In 1883, Coco Chanel was born in France.
At the age of 12, her mother died. This split up her family, sending her and two sisters to live and work at a home for orphans and abandoned girls. In this home she learned how to sew. After turning 18, she left the orphanage and struggled to find work as a seamstress.
She spent time as a singer and performer at a small venue, which served as a nightclub and restaurant.
In 1908, with the help of her partner, she opened her first shop and originally designed hats. She recruited her aunt and sister to model her designs.
On a daily basis, they could be seen parading through the town advertising Chanel’s creations. The earnings from her popular fragrance Chanel No. 5 allowed her to purchase an entire building in one of the most fashionable districts in Paris.
In 1931, she was introduced to Nicolas Goldwyn. He offered Chanel a promising proposition.
For a million dollars he would bring her to Hollywood twice a year to design costumes for MGM stars. Although she didn’t gain the reception she hoped for, it put her name on the map even more.

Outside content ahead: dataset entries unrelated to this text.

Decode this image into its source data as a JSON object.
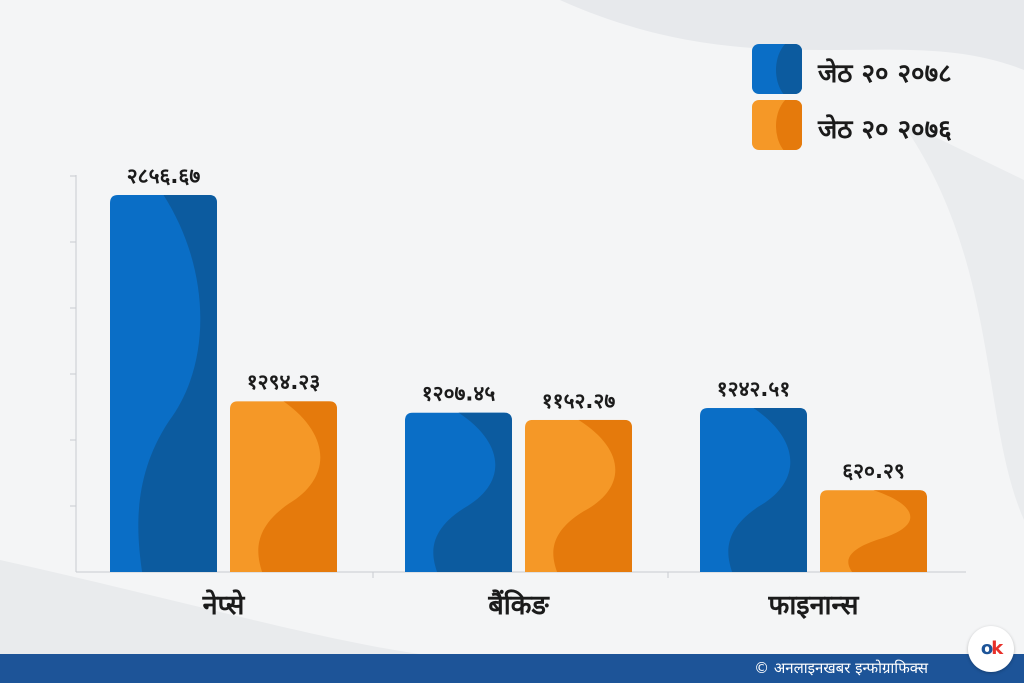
{
  "chart_data": {
    "type": "bar",
    "categories": [
      "नेप्से",
      "बैंकिङ",
      "फाइनान्स"
    ],
    "series": [
      {
        "name": "जेठ २० २०७८",
        "values": [
          2856.67,
          1207.45,
          1242.51
        ],
        "labels": [
          "२८५६.६७",
          "१२०७.४५",
          "१२४२.५१"
        ],
        "color": "#0a6ec6",
        "shade": "#0c5b9f"
      },
      {
        "name": "जेठ २० २०७६",
        "values": [
          1294.23,
          1152.27,
          620.29
        ],
        "labels": [
          "१२९४.२३",
          "११५२.२७",
          "६२०.२९"
        ],
        "color": "#f59827",
        "shade": "#e57a0c"
      }
    ],
    "ylim": [
      0,
      3000
    ],
    "grid": false,
    "legend": "top-right"
  },
  "credit": "© अनलाइनखबर इन्फोग्राफिक्स",
  "logo": {
    "text_main": "o",
    "text_accent": "k"
  }
}
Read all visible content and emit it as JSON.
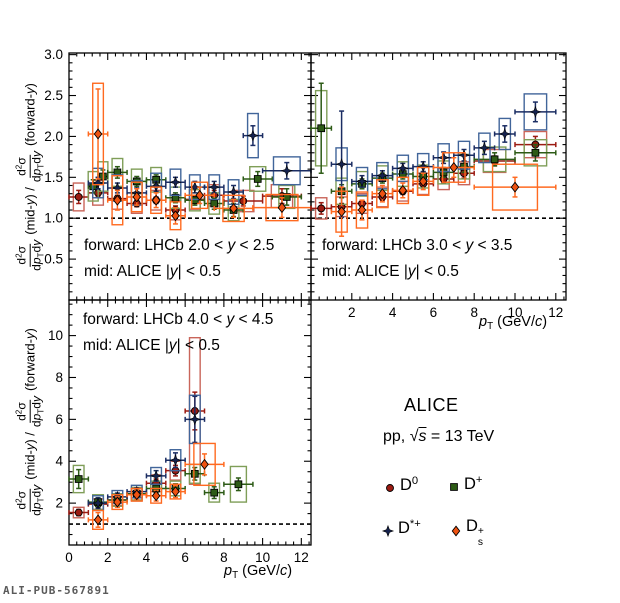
{
  "watermark": "ALI-PUB-567891",
  "legend": {
    "title": "ALICE",
    "subtitle": [
      {
        "t": "pp, "
      },
      {
        "t": "√"
      },
      {
        "t": "s",
        "i": true,
        "ol": true
      },
      {
        "t": " = 13 TeV"
      }
    ],
    "entries": [
      {
        "series": "D0",
        "label": [
          {
            "t": "D"
          },
          {
            "t": "0",
            "sup": true
          }
        ]
      },
      {
        "series": "Dplus",
        "label": [
          {
            "t": "D"
          },
          {
            "t": "+",
            "sup": true
          }
        ]
      },
      {
        "series": "Dstar",
        "label": [
          {
            "t": "D"
          },
          {
            "t": "*+",
            "sup": true
          }
        ]
      },
      {
        "series": "Ds",
        "label": [
          {
            "t": "D"
          },
          {
            "supsub": {
              "sup": "+",
              "sub": "s"
            }
          }
        ]
      }
    ]
  },
  "axes": {
    "x_title": [
      {
        "t": "p",
        "i": true
      },
      {
        "t": "T",
        "sub": true
      },
      {
        "t": " (GeV/"
      },
      {
        "t": "c",
        "i": true
      },
      {
        "t": ")"
      }
    ],
    "y_title": {
      "num": [
        {
          "t": "d"
        },
        {
          "t": "2",
          "sup": true
        },
        {
          "t": "σ"
        }
      ],
      "den": [
        {
          "t": "d"
        },
        {
          "t": "p",
          "i": true
        },
        {
          "t": "T",
          "sub": true
        },
        {
          "t": "d"
        },
        {
          "t": "y",
          "i": true
        }
      ],
      "mid": [
        {
          "t": "(mid-"
        },
        {
          "t": "y",
          "i": true
        },
        {
          "t": ") / "
        }
      ],
      "fwd": [
        {
          "t": "(forward-"
        },
        {
          "t": "y",
          "i": true
        },
        {
          "t": ")"
        }
      ]
    }
  },
  "series_styles": {
    "D0": {
      "marker": "circle",
      "color": "#9b1b12",
      "line": "#9b1b12",
      "box": "#c9655a"
    },
    "Dplus": {
      "marker": "square",
      "color": "#2d5b16",
      "line": "#2d5b16",
      "box": "#7f9e58"
    },
    "Dstar": {
      "marker": "star4",
      "color": "#15224e",
      "line": "#1b2d63",
      "box": "#41659a"
    },
    "Ds": {
      "marker": "diamond",
      "color": "#ee5211",
      "line": "#ff6a20",
      "box": "#ff6a20"
    }
  },
  "chart_data": {
    "type": "scatter",
    "point_format": [
      "pt_gev",
      "pt_halfwidth",
      "ratio",
      "stat_err",
      "syst_box_halfheight"
    ],
    "panels": [
      {
        "id": "top-left",
        "annotation": [
          [
            {
              "t": "forward: LHCb 2.0 < "
            },
            {
              "t": "y",
              "i": true
            },
            {
              "t": " < 2.5"
            }
          ],
          [
            {
              "t": "mid: ALICE |"
            },
            {
              "t": "y",
              "i": true
            },
            {
              "t": "| < 0.5"
            }
          ]
        ],
        "x": {
          "min": 0,
          "max": 12.5,
          "major_step": 2,
          "minor_step": 0.4,
          "show_labels": false,
          "show_zero": false
        },
        "y": {
          "min": 0,
          "max": 3.02,
          "major_step": 0.5,
          "minor_step": 0.1,
          "show_labels": true,
          "decimals": 1
        },
        "dashed_line_y": 1.0,
        "series": {
          "D0": [
            [
              0.5,
              0.5,
              1.26,
              0.08,
              0.17
            ],
            [
              1.5,
              0.5,
              1.31,
              0.05,
              0.15
            ],
            [
              2.5,
              0.5,
              1.24,
              0.04,
              0.13
            ],
            [
              3.5,
              0.5,
              1.18,
              0.04,
              0.12
            ],
            [
              4.5,
              0.5,
              1.22,
              0.04,
              0.12
            ],
            [
              5.5,
              0.5,
              1.1,
              0.05,
              0.12
            ],
            [
              6.5,
              0.5,
              1.23,
              0.05,
              0.12
            ],
            [
              7.5,
              0.5,
              1.28,
              0.06,
              0.13
            ],
            [
              9.0,
              1.0,
              1.21,
              0.06,
              0.13
            ],
            [
              11.0,
              1.0,
              1.27,
              0.09,
              0.14
            ]
          ],
          "Dplus": [
            [
              1.25,
              0.25,
              1.39,
              0.08,
              0.18
            ],
            [
              1.75,
              0.25,
              1.51,
              0.08,
              0.18
            ],
            [
              2.5,
              0.5,
              1.56,
              0.07,
              0.17
            ],
            [
              3.5,
              0.5,
              1.45,
              0.06,
              0.15
            ],
            [
              4.5,
              0.5,
              1.47,
              0.06,
              0.15
            ],
            [
              5.5,
              0.5,
              1.25,
              0.06,
              0.13
            ],
            [
              6.5,
              0.5,
              1.22,
              0.06,
              0.13
            ],
            [
              7.5,
              0.5,
              1.18,
              0.07,
              0.13
            ],
            [
              8.5,
              0.5,
              1.1,
              0.08,
              0.13
            ],
            [
              9.75,
              0.75,
              1.48,
              0.09,
              0.15
            ],
            [
              11.25,
              0.75,
              1.26,
              0.1,
              0.14
            ]
          ],
          "Dstar": [
            [
              1.5,
              0.5,
              1.43,
              0.07,
              0.18
            ],
            [
              2.5,
              0.5,
              1.37,
              0.06,
              0.16
            ],
            [
              3.5,
              0.5,
              1.31,
              0.06,
              0.15
            ],
            [
              4.5,
              0.5,
              1.39,
              0.06,
              0.16
            ],
            [
              5.5,
              0.5,
              1.44,
              0.06,
              0.16
            ],
            [
              6.5,
              0.5,
              1.38,
              0.07,
              0.15
            ],
            [
              7.5,
              0.5,
              1.38,
              0.07,
              0.15
            ],
            [
              8.5,
              0.5,
              1.32,
              0.08,
              0.15
            ],
            [
              9.5,
              0.5,
              2.01,
              0.12,
              0.27
            ],
            [
              11.25,
              1.25,
              1.58,
              0.1,
              0.17
            ]
          ],
          "Ds": [
            [
              1.5,
              0.5,
              2.03,
              0.55,
              0.62
            ],
            [
              2.5,
              0.5,
              1.22,
              0.12,
              0.3
            ],
            [
              3.5,
              0.5,
              1.26,
              0.1,
              0.18
            ],
            [
              4.5,
              0.5,
              1.22,
              0.09,
              0.16
            ],
            [
              5.5,
              0.5,
              1.03,
              0.1,
              0.17
            ],
            [
              6.75,
              0.75,
              1.28,
              0.1,
              0.16
            ],
            [
              8.5,
              1.0,
              1.12,
              0.11,
              0.16
            ],
            [
              11.0,
              1.5,
              1.13,
              0.12,
              0.16
            ]
          ]
        }
      },
      {
        "id": "top-right",
        "annotation": [
          [
            {
              "t": "forward: LHCb 3.0 < "
            },
            {
              "t": "y",
              "i": true
            },
            {
              "t": " < 3.5"
            }
          ],
          [
            {
              "t": "mid: ALICE |"
            },
            {
              "t": "y",
              "i": true
            },
            {
              "t": "| < 0.5"
            }
          ]
        ],
        "x": {
          "min": 0,
          "max": 12.5,
          "major_step": 2,
          "minor_step": 0.4,
          "show_labels": true,
          "show_zero": false
        },
        "y": {
          "min": 0,
          "max": 3.02,
          "major_step": 0.5,
          "minor_step": 0.1,
          "show_labels": false,
          "decimals": 1
        },
        "dashed_line_y": 1.0,
        "series": {
          "D0": [
            [
              0.5,
              0.5,
              1.12,
              0.07,
              0.13
            ],
            [
              1.5,
              0.5,
              1.14,
              0.04,
              0.12
            ],
            [
              2.5,
              0.5,
              1.18,
              0.04,
              0.12
            ],
            [
              3.5,
              0.5,
              1.26,
              0.04,
              0.12
            ],
            [
              4.5,
              0.5,
              1.33,
              0.04,
              0.12
            ],
            [
              5.5,
              0.5,
              1.42,
              0.05,
              0.13
            ],
            [
              6.5,
              0.5,
              1.48,
              0.05,
              0.13
            ],
            [
              7.5,
              0.5,
              1.55,
              0.06,
              0.14
            ],
            [
              9.0,
              1.0,
              1.7,
              0.06,
              0.14
            ],
            [
              11.0,
              1.0,
              1.9,
              0.1,
              0.16
            ]
          ],
          "Dplus": [
            [
              0.5,
              0.5,
              2.1,
              0.55,
              0.46
            ],
            [
              1.5,
              0.5,
              1.33,
              0.08,
              0.16
            ],
            [
              2.5,
              0.5,
              1.42,
              0.06,
              0.15
            ],
            [
              3.5,
              0.5,
              1.49,
              0.06,
              0.15
            ],
            [
              4.5,
              0.5,
              1.54,
              0.06,
              0.15
            ],
            [
              5.5,
              0.5,
              1.51,
              0.06,
              0.14
            ],
            [
              6.5,
              0.5,
              1.56,
              0.06,
              0.14
            ],
            [
              7.5,
              0.5,
              1.63,
              0.07,
              0.15
            ],
            [
              9.0,
              1.0,
              1.72,
              0.08,
              0.15
            ],
            [
              11.0,
              1.0,
              1.8,
              0.1,
              0.16
            ]
          ],
          "Dstar": [
            [
              1.5,
              0.5,
              1.66,
              0.65,
              0.2
            ],
            [
              2.5,
              0.5,
              1.45,
              0.07,
              0.17
            ],
            [
              3.5,
              0.5,
              1.52,
              0.06,
              0.16
            ],
            [
              4.5,
              0.5,
              1.61,
              0.06,
              0.16
            ],
            [
              5.5,
              0.5,
              1.63,
              0.06,
              0.16
            ],
            [
              6.5,
              0.5,
              1.74,
              0.07,
              0.17
            ],
            [
              7.5,
              0.5,
              1.77,
              0.07,
              0.17
            ],
            [
              8.5,
              0.5,
              1.86,
              0.08,
              0.18
            ],
            [
              9.5,
              0.5,
              2.03,
              0.1,
              0.19
            ],
            [
              11.0,
              1.0,
              2.3,
              0.12,
              0.22
            ]
          ],
          "Ds": [
            [
              1.5,
              0.5,
              1.08,
              0.3,
              0.25
            ],
            [
              2.5,
              0.5,
              1.1,
              0.12,
              0.22
            ],
            [
              3.5,
              0.5,
              1.3,
              0.1,
              0.17
            ],
            [
              4.5,
              0.5,
              1.34,
              0.09,
              0.16
            ],
            [
              5.5,
              0.5,
              1.45,
              0.1,
              0.17
            ],
            [
              7.0,
              1.0,
              1.62,
              0.12,
              0.18
            ],
            [
              10.0,
              2.0,
              1.38,
              0.12,
              0.28
            ]
          ]
        }
      },
      {
        "id": "bottom-left",
        "annotation": [
          [
            {
              "t": "forward: LHCb 4.0 < "
            },
            {
              "t": "y",
              "i": true
            },
            {
              "t": " < 4.5"
            }
          ],
          [
            {
              "t": "mid: ALICE |"
            },
            {
              "t": "y",
              "i": true
            },
            {
              "t": "| < 0.5"
            }
          ]
        ],
        "x": {
          "min": 0,
          "max": 12.5,
          "major_step": 2,
          "minor_step": 0.4,
          "show_labels": true,
          "show_zero": true
        },
        "y": {
          "min": 0,
          "max": 11.7,
          "major_step": 2,
          "minor_step": 0.5,
          "show_labels": true,
          "decimals": 0
        },
        "dashed_line_y": 1.0,
        "series": {
          "D0": [
            [
              0.5,
              0.5,
              1.55,
              0.15,
              0.25
            ],
            [
              1.5,
              0.5,
              1.95,
              0.12,
              0.25
            ],
            [
              2.5,
              0.5,
              2.15,
              0.12,
              0.25
            ],
            [
              3.5,
              0.5,
              2.4,
              0.15,
              0.3
            ],
            [
              4.5,
              0.5,
              2.95,
              0.2,
              0.4
            ],
            [
              5.5,
              0.5,
              3.55,
              0.25,
              0.45
            ],
            [
              6.5,
              0.5,
              6.4,
              0.9,
              3.5
            ]
          ],
          "Dplus": [
            [
              0.5,
              0.5,
              3.15,
              0.45,
              0.65
            ],
            [
              1.5,
              0.5,
              2.05,
              0.2,
              0.35
            ],
            [
              2.5,
              0.5,
              2.15,
              0.18,
              0.3
            ],
            [
              3.5,
              0.5,
              2.45,
              0.18,
              0.3
            ],
            [
              4.5,
              0.5,
              2.7,
              0.2,
              0.35
            ],
            [
              5.5,
              0.5,
              2.7,
              0.22,
              0.35
            ],
            [
              6.5,
              0.5,
              3.4,
              0.3,
              0.45
            ],
            [
              7.5,
              0.5,
              2.5,
              0.28,
              0.45
            ],
            [
              8.75,
              0.75,
              2.9,
              0.3,
              0.85
            ]
          ],
          "Dstar": [
            [
              1.5,
              0.5,
              2.0,
              0.25,
              0.35
            ],
            [
              2.5,
              0.5,
              2.3,
              0.18,
              0.3
            ],
            [
              3.5,
              0.5,
              2.55,
              0.18,
              0.3
            ],
            [
              4.5,
              0.5,
              3.3,
              0.25,
              0.4
            ],
            [
              5.5,
              0.5,
              4.05,
              0.35,
              0.5
            ],
            [
              6.5,
              0.5,
              6.0,
              1.1,
              1.15
            ]
          ],
          "Ds": [
            [
              1.5,
              0.5,
              1.2,
              0.35,
              0.45
            ],
            [
              2.5,
              0.5,
              2.05,
              0.25,
              0.35
            ],
            [
              3.5,
              0.5,
              2.4,
              0.22,
              0.3
            ],
            [
              4.5,
              0.5,
              2.35,
              0.25,
              0.35
            ],
            [
              5.5,
              0.5,
              2.55,
              0.28,
              0.35
            ],
            [
              7.0,
              1.0,
              3.85,
              0.5,
              1.0
            ]
          ]
        }
      }
    ]
  }
}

Soon after, she was receiving orders from all over the globe.
In early January of 1971, after a tumultuous career, at the age of 87, she went out in real Chanel style. Her coffin was covered with white flowers, orchids, azaleas, and few red roses. Her last words were to her maid Celine, “You see, this is how you die.”
She was far beyond her time as a businesswoman and fashion designer. She conducted tests with models making sure that they could perform daily activities comfortably without revealing too much. Her aesthetic redefined what makes a woman truly fashionable. Chanel’s trademark look was a look of youthful ease and liberated physicality.